Там он прогуливался и нагуливал себе аппетит к обеду – обедал же он в ресторане. Хочу верить, что я не придираюсь к мистеру Тарвидропу-старшему, но я не замечала в нем качеств более достойных, чем те, о которых правдиво рассказываю здесь, если не считать того, что он, несомненно, был расположен к Пищику и очень торжественно брал его с собой на прогулку, – причем всегда отсылал мальчугана домой перед тем, как сам шел обедать – а иной раз дарил ему медяк. Но, насколько я знаю, даже это его бескорыстное внимание к ребенку требовало довольно больших расходов от других лиц, ибо Пищика надо было привести в достаточно парадный вид, чтобы профессор «хорошего тона» мог водить его за ручку гулять, так что малыша пришлось с головы до ног одеть во все новенькое за счет Кедди и ее мужа.

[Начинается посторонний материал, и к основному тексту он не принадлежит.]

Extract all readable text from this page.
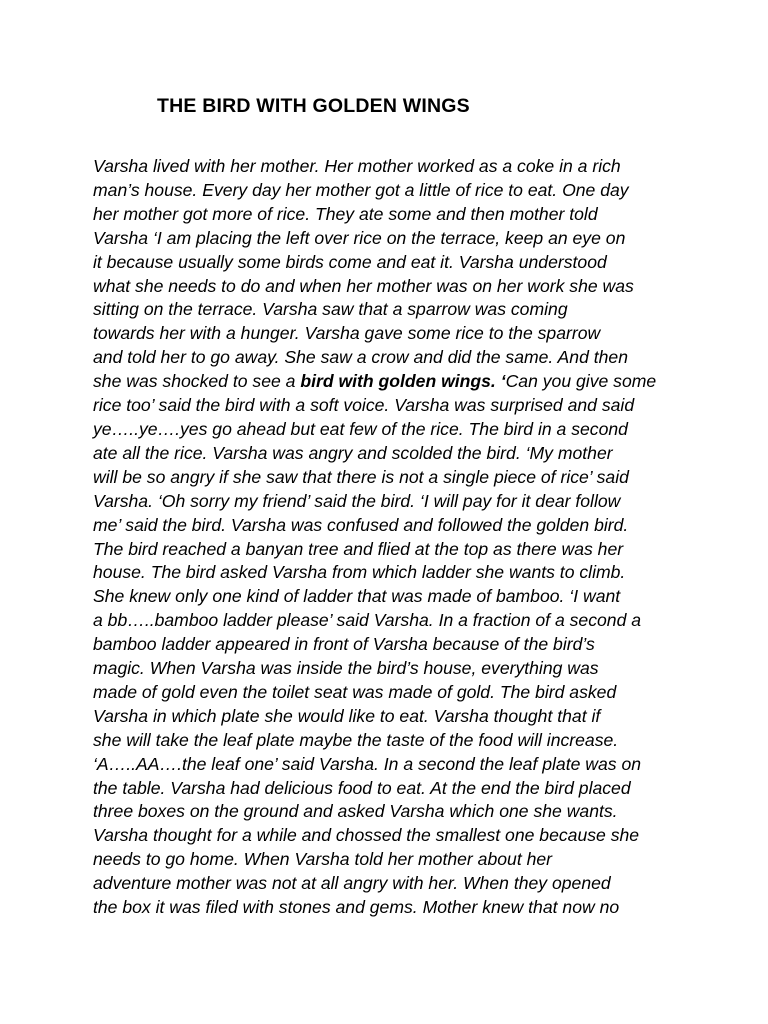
THE BIRD WITH GOLDEN WINGS
Varsha lived with her mother. Her mother worked as a coke in a rich
man’s house. Every day her mother got a little of rice to eat. One day
her mother got more of rice. They ate some and then mother told
Varsha ‘I am placing the left over rice on the terrace, keep an eye on
it because usually some birds come and eat it. Varsha understood
what she needs to do and when her mother was on her work she was
sitting on the terrace. Varsha saw that a sparrow was coming
towards her with a hunger. Varsha gave some rice to the sparrow
and told her to go away. She saw a crow and did the same. And then
she was shocked to see a bird with golden wings. ‘Can you give some
rice too’ said the bird with a soft voice. Varsha was surprised and said
ye…..ye….yes go ahead but eat few of the rice. The bird in a second
ate all the rice. Varsha was angry and scolded the bird. ‘My mother
will be so angry if she saw that there is not a single piece of rice’ said
Varsha. ‘Oh sorry my friend’ said the bird. ‘I will pay for it dear follow
me’ said the bird. Varsha was confused and followed the golden bird.
The bird reached a banyan tree and flied at the top as there was her
house. The bird asked Varsha from which ladder she wants to climb.
She knew only one kind of ladder that was made of bamboo. ‘I want
a bb…..bamboo ladder please’ said Varsha. In a fraction of a second a
bamboo ladder appeared in front of Varsha because of the bird’s
magic. When Varsha was inside the bird’s house, everything was
made of gold even the toilet seat was made of gold. The bird asked
Varsha in which plate she would like to eat. Varsha thought that if
she will take the leaf plate maybe the taste of the food will increase.
‘A…..AA….the leaf one’ said Varsha. In a second the leaf plate was on
the table. Varsha had delicious food to eat. At the end the bird placed
three boxes on the ground and asked Varsha which one she wants.
Varsha thought for a while and chossed the smallest one because she
needs to go home. When Varsha told her mother about her
adventure mother was not at all angry with her. When they opened
the box it was filed with stones and gems. Mother knew that now no
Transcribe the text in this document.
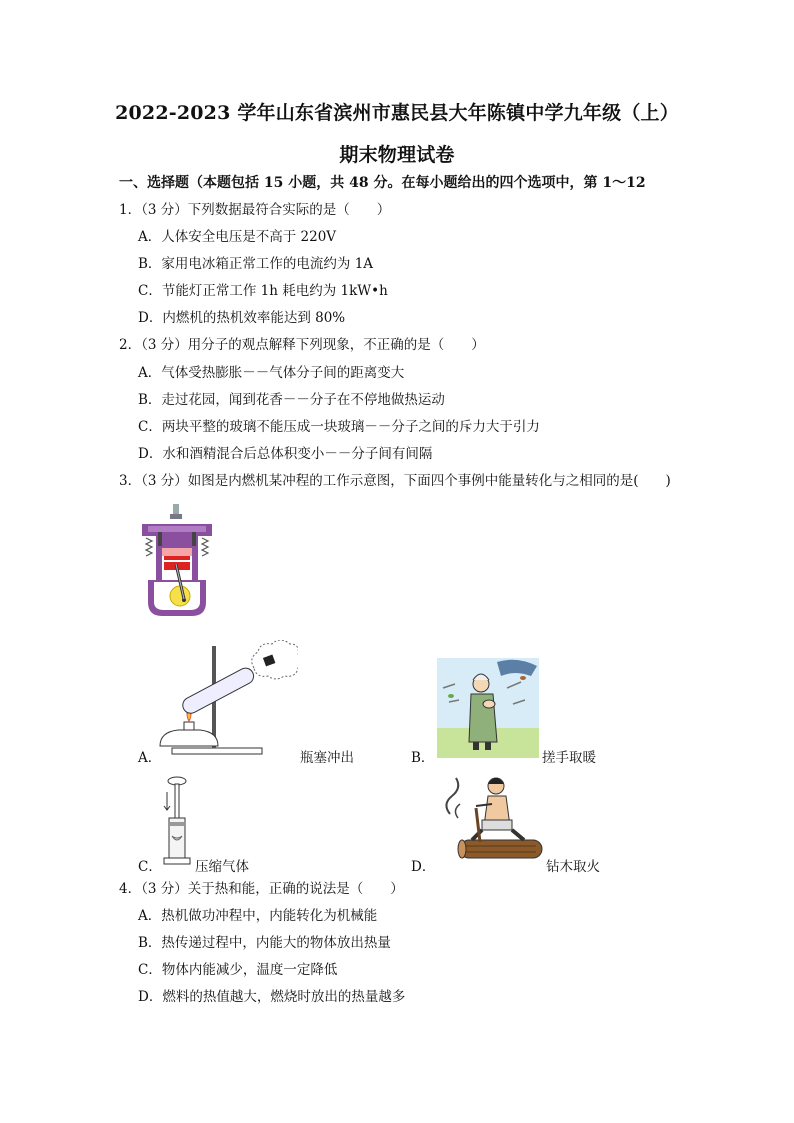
2022-2023 学年山东省滨州市惠民县大年陈镇中学九年级（上）
期末物理试卷
一、选择题（本题包括 15 小题，共 48 分。在每小题给出的四个选项中，第 1～12
1．（3 分）下列数据最符合实际的是（　　）
A．人体安全电压是不高于 220V
B．家用电冰箱正常工作的电流约为 1A
C．节能灯正常工作 1h 耗电约为 1kW•h
D．内燃机的热机效率能达到 80%
2．（3 分）用分子的观点解释下列现象，不正确的是（　　）
A．气体受热膨胀－－气体分子间的距离变大
B．走过花园，闻到花香－－分子在不停地做热运动
C．两块平整的玻璃不能压成一块玻璃－－分子之间的斥力大于引力
D．水和酒精混合后总体积变小－－分子间有间隔
3．（3 分）如图是内燃机某冲程的工作示意图，下面四个事例中能量转化与之相同的是(　　)
A．	瓶塞冲出	B．	搓手取暖
C． 压缩气体	D．	钻木取火
4．（3 分）关于热和能，正确的说法是（　　）
A．热机做功冲程中，内能转化为机械能
B．热传递过程中，内能大的物体放出热量
C．物体内能减少，温度一定降低
D．燃料的热值越大，燃烧时放出的热量越多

И, наконец, в числе наших посетителей был мистер Джеллиби. Когда он приходил к нам по вечерам, кротким голосом спрашивал Кедди, как ее здоровье, а потом садился, прислонившись головой к стене и не делая больше никаких попыток вымолвить еще хоть слово, я, право же, чувствовала к нему большое расположение. Если он заставал меня в хлопотах, занятой каким-нибудь пустяковым делом, он иногда порывался снять сюртук, как бы всей душой желая мне помочь, но дальше этого дело не шло. Так он и просиживал весь вечер, прислонившись головой к стене и пристально глядя на задумчивую малютку, а мне было трудно избавиться от нелепой мысли, что они понимают друг друга.
Перечисляя наших гостей, я еще не назвала мистера Вудкорта, но ведь он теперь лечил Кедди и потому постоянно бывал у нее. Под его наблюдением она быстро начала поправляться, да и немудрено – так он был мягок, так опытен, так неутомим в своих стараниях. За это время я много раз виделась с мистером Вудкортом, хоть и не так много, как можно было ожидать, – ведь, зная, что можно спокойно оставить Кедди на его попечении, я нередко уходила домой до его прихода. И все-таки мы встречались часто. Теперь я совершенно примирилась с собой, но тем не менее радовалась при мысли о том, что он до сих пор жалеет меня; а что он действительно меня жалеет, это я чувствовала. Он работал теперь ассистентом у мистера Беджера, имевшего большую практику, но сам пока не строил определенных планов на будущее.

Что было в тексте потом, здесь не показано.